Electric Vehicles

Electric Cars – A Pipe Dream?

Electric vehicles are not new. Some of the first electric vehicles showed up in the 1830s. Back in the early days of trucks, some ran on batteries. But the batteries were heavy, and you needed a large number of them. A truck was the only vehicle that could carry its own power supply. Not only that, but just about everything that could have gone wrong for electric vehicles did go wrong.

First, Cadillac introduced the electric starter for combustion vehicles in the early twentieth century. That made combustion engines safer to operate, and removed a big argument for electric vehicles, even back then.

Second, improving the combustion vehicle was easier and cheaper. Ford made combustion vehicles cheap enough for just about any worker to afford. That cramped the electric vehicle market in a serious way.

Due to high fuel prices we are starting to see electric cars crop up again. The Toyota Prius is a hybrid–part electric, part gas-burning–but vehicles could make the move to entirely electric soon. So it’s smart to start thinking about electric cars as a viable option.

But do electric cars really make sense?

The biggest argument in favor of an electric vehicle is saving money on gas. But that argument might not wash, because the net savings over the time you own the car might be much lower than the savings per year might make you think. The problem starts with the purchase price of hybrids, which are close as you can get to an electric vehicle the average person can buy.

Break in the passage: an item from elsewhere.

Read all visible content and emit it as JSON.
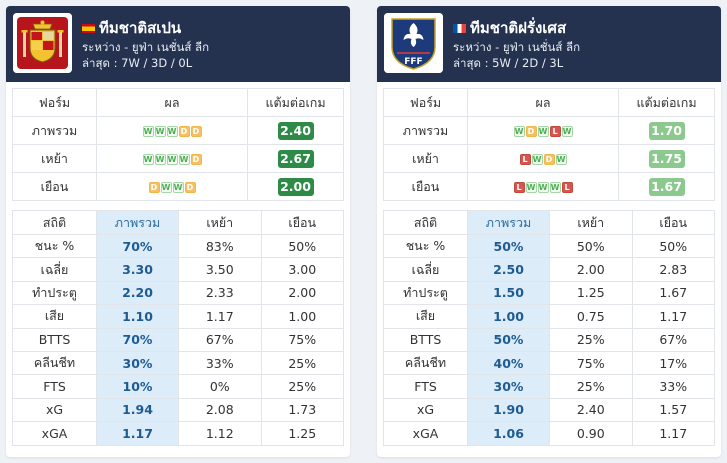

You’ll probably pay $3,000 more for a Prius than for a similar non-hybrid sedan. Let’s say you save $300 per year on gas by driving the hybrid. That means you’d have to keep your car for 10 years to break even. Only after that point do you start saving anything. Most people won’t keep their cars for over a decade, so they never see the savings on gas.

The second biggest argument in favor of an electric vehicle is saving the environment. But does it?

There are a couple varieties of electric vehicles on the market today, some costing less than others. Both use electricity to run, though, and most electricity comes from burning coal. Not only that, but manufacturing the batteries produces even more greenhouse gas emissions.

Based on where you’re charging your hybrid, your electricity might be produced by burning a significant amount of coal, and you might not be helping the environment at all. Your Prius might be responsible for generating as much greenhouse gas as any combustion car.

That does not mean electric vehicles are a pipe dream, but it does mean we have a ways to go before a truly environmentally friendly, economical electric car becomes a reality.